Ce qu’il faut nous redire ici, c’est que ce Sacrifice garde un aspect triomphant. Certes, en cette heure qui fut celle du « Prince de ce monde » (Saint Jean 14, 30), la tristesse accable l’Église. Mais elle est surtout celle que lui inspire le péché, cause de la mort du Juste. En ce qui la concerne, dans la plainte de l’Épouse déjà percent les premières rumeurs du triomphe de l’Époux.
L’antienne qui accompagne l’Adoration de la Croix est, à ce point de vue, très significative : «Seigneur, nous adorons ta Croix et nous glorifions ta sainte Résurrection. Car c’est par le bois de la Croix qu’est venue la joie pour le monde entier.» Écho du cri de victoire à peine contenu poussé par Jésus au seuil de la Passion. « C’est maintenant le jugement de ce monde; c’est maintenant que le Prince de ce monde va être jeté bas. Et Moi, élevé de terre, j’attirerai à moi tous les hommes. » (Saint Jean, 12, 31-32)
Toujours le double thème des Rameaux, mais inversé : au dimanche précédent, nous honorions le Christ-Roi, mais d’une royauté réalisée par la Croix. Aujourd’hui nous honorons la Croix, mais la Croix qui a permis au Christ de prendre possession de son Royaume. Certes avec la Passion, nos cœurs peuvent être émus par le pathétique récit du drame. Cependant la Liturgie demande de ne pas laisser dans l’ombre l’aspect triomphant d’un Sacrifice que le Christ, Maître de la vie et de la mort, a assumé librement…

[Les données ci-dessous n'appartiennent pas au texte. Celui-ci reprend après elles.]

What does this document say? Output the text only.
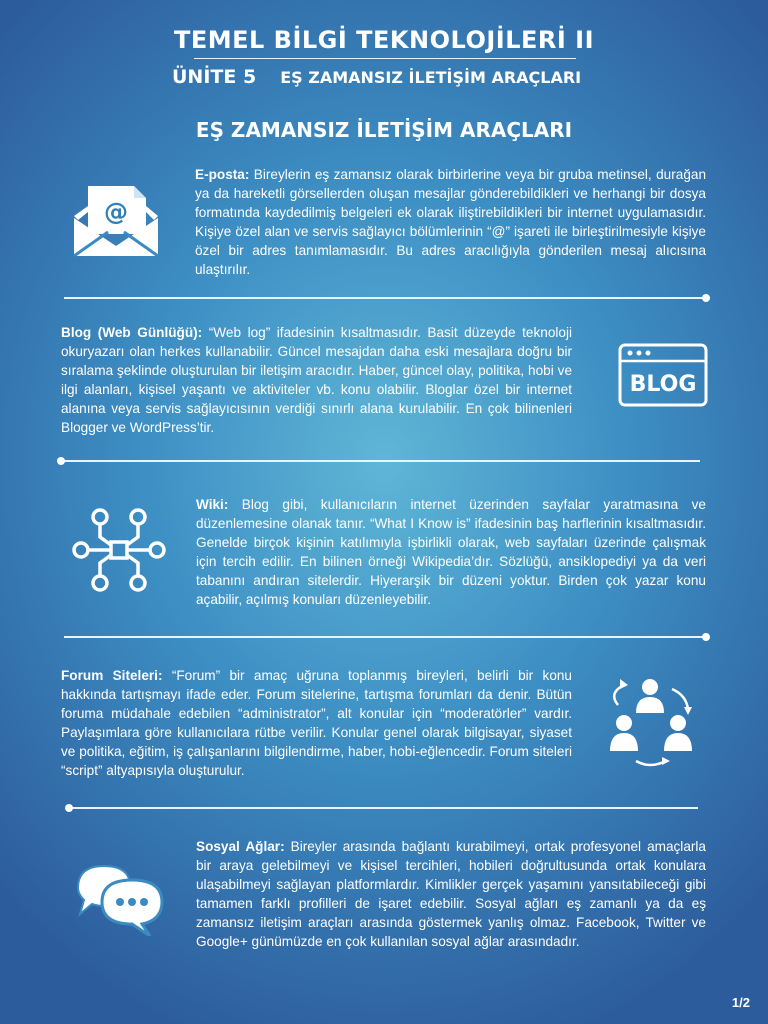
TEMEL BİLGİ TEKNOLOJİLERİ II
ÜNİTE 5 EŞ ZAMANSIZ İLETİŞİM ARAÇLARI
EŞ ZAMANSIZ İLETİŞİM ARAÇLARI
@
E-posta: Bireylerin eş zamansız olarak birbirlerine veya bir gruba metinsel, durağan ya da hareketli görsellerden oluşan mesajlar gönderebildikleri ve herhangi bir dosya formatında kaydedilmiş belgeleri ek olarak iliştirebildikleri bir internet uygulamasıdır. Kişiye özel alan ve servis sağlayıcı bölümlerinin “@” işareti ile birleştirilmesiyle kişiye özel bir adres tanımlamasıdır. Bu adres aracılığıyla gönderilen mesaj alıcısına ulaştırılır.
Blog (Web Günlüğü): “Web log” ifadesinin kısaltmasıdır. Basit düzeyde teknoloji okuryazarı olan herkes kullanabilir. Güncel mesajdan daha eski mesajlara doğru bir sıralama şeklinde oluşturulan bir iletişim aracıdır. Haber, güncel olay, politika, hobi ve ilgi alanları, kişisel yaşantı ve aktiviteler vb. konu olabilir. Bloglar özel bir internet alanına veya servis sağlayıcısının verdiği sınırlı alana kurulabilir. En çok bilinenleri Blogger ve WordPress’tir.
BLOG
Wiki: Blog gibi, kullanıcıların internet üzerinden sayfalar yaratmasına ve düzenlemesine olanak tanır. “What I Know is” ifadesinin baş harflerinin kısaltmasıdır. Genelde birçok kişinin katılımıyla işbirlikli olarak, web sayfaları üzerinde çalışmak için tercih edilir. En bilinen örneği Wikipedia’dır. Sözlüğü, ansiklopediyi ya da veri tabanını andıran sitelerdir. Hiyerarşik bir düzeni yoktur. Birden çok yazar konu açabilir, açılmış konuları düzenleyebilir.
Forum Siteleri: “Forum” bir amaç uğruna toplanmış bireyleri, belirli bir konu hakkında tartışmayı ifade eder. Forum sitelerine, tartışma forumları da denir. Bütün foruma müdahale edebilen “administrator”, alt konular için “moderatörler” vardır. Paylaşımlara göre kullanıcılara rütbe verilir. Konular genel olarak bilgisayar, siyaset ve politika, eğitim, iş çalışanlarını bilgilendirme, haber, hobi-eğlencedir. Forum siteleri “script” altyapısıyla oluşturulur.
Sosyal Ağlar: Bireyler arasında bağlantı kurabilmeyi, ortak profesyonel amaçlarla bir araya gelebilmeyi ve kişisel tercihleri, hobileri doğrultusunda ortak konulara ulaşabilmeyi sağlayan platformlardır. Kimlikler gerçek yaşamını yansıtabileceği gibi tamamen farklı profilleri de işaret edebilir. Sosyal ağları eş zamanlı ya da eş zamansız iletişim araçları arasında göstermek yanlış olmaz. Facebook, Twitter ve Google+ günümüzde en çok kullanılan sosyal ağlar arasındadır.
1/2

Passées ces heures sombres qu’illuminent déjà les premières clartés de la Résurrection, l’Église va s’enfermer dans le silence de l’attente. Le Samedi Saint est un jour liturgiquement vide. L’Épouse en deuil attend le retour de l’Époux. Mais comme Marie attendit le matin de Pâques : dans la certitude de la Résurrection.
Quelques heures encore et elle chantera : « Voici l’heureuse nuit où le Christ, brisant les liens de la mort, a surgi du tombeau, vivant et vainqueur. » (Chant de l’Exultet à la Veillée pascale).